La teoría se divulgó mundialmente y su manera de estructurar el poder terminó siendo una de las bases sobre las que Occidente constituyó sus Estados. 

Nuestro país contó con esta división de potestades a partir de la presidencia de Bartolomé Mitre. 

Don Bartolo fue sumamente prudente en dicha tarea: creó la Corte Suprema de la Nación nombrando a una mayoría de jueces opositores. Así,  otorgó independencia efectiva y afianzó su naciente institucionalidad. Esta primera Corte Suprema -ubicada en una modesta vivienda de la calle Bolívar entre Moreno y Belgrano, de Capital Federal- fue sumamente austera y contó con un mínimo personal. 

Según el especialista Arturo Pellet Lastra, realmente fue autónoma y estuvo compuesta por jueces no subordinados al presidente. 

La imparcialidad de la misma se mantuvo hasta el Golpe Cívico-Militar de 1930. 

Cabe destacar que Bartolomé abandonó el poder tan pobre como cuando lo asumió.
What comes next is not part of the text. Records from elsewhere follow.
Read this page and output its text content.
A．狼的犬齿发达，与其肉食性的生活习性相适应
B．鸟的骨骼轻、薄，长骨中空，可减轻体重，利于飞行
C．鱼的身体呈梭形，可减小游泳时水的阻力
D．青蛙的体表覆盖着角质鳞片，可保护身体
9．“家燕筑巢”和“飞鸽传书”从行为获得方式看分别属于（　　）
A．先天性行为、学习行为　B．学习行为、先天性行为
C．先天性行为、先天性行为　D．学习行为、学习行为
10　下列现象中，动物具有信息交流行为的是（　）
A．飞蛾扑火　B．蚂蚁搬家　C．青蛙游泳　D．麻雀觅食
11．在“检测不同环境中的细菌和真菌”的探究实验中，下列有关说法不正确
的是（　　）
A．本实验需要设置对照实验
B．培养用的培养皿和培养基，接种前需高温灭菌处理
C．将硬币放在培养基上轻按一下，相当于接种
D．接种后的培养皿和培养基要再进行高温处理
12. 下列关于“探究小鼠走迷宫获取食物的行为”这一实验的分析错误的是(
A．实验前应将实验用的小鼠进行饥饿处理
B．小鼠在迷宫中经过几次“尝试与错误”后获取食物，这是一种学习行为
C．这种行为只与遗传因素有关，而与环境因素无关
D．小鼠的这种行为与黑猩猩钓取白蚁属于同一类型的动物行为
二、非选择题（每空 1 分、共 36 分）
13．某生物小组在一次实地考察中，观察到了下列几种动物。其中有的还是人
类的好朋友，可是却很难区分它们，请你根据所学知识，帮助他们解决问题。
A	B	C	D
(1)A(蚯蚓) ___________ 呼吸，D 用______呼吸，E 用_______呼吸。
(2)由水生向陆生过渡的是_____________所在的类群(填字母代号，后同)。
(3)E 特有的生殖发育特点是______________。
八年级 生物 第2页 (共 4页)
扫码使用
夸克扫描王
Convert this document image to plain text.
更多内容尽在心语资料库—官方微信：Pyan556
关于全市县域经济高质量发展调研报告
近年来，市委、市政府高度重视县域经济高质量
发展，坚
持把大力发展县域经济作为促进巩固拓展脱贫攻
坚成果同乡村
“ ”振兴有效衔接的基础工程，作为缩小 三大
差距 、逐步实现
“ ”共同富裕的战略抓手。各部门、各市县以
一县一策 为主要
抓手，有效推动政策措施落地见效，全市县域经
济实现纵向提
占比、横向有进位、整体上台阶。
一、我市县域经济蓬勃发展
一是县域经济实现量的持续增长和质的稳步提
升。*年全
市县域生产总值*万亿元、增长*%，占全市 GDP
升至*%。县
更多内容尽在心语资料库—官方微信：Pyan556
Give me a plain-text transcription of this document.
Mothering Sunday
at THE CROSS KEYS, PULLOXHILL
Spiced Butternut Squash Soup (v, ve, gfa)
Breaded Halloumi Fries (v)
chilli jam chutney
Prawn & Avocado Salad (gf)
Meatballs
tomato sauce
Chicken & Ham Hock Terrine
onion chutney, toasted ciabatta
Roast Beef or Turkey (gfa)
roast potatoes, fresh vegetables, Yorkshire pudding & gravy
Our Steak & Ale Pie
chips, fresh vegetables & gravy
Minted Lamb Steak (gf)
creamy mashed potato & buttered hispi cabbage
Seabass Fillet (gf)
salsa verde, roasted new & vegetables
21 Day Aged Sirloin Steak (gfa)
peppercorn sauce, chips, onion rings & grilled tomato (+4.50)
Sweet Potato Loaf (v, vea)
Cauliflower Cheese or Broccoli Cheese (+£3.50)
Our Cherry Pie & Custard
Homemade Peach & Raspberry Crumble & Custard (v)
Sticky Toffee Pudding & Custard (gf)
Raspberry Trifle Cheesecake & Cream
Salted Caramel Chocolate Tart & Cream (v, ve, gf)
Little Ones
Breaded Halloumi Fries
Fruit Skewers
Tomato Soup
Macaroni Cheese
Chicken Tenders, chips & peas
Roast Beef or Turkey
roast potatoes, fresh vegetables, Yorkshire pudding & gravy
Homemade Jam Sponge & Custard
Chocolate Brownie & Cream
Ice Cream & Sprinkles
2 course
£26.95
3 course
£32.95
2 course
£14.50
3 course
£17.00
De hecho alquilaba la casa donde vivía hasta que un grupo de vecinos la compró y se la obsequió. Al morir decidió donarla al Estado y hoy es sede del Museo Mitre.      

Pero regresando a Montesquieu rescatamos algo más de su pensamiento: “Todo estaría perdido, cuando el mismo hombre, o el mismo cuerpo, ya sea de los nobles o del pueblo, ejerza esos tres poderes: el de hacer las leyes, el de ejecutar las resoluciones públicas, y el de juzgar los crímenes”. 

No dejemos entonces que todo esté perdido y exijamos siempre que “el poder detenga al poder”.     

Publicado en Los Andes el 7 de diciembre de 2019.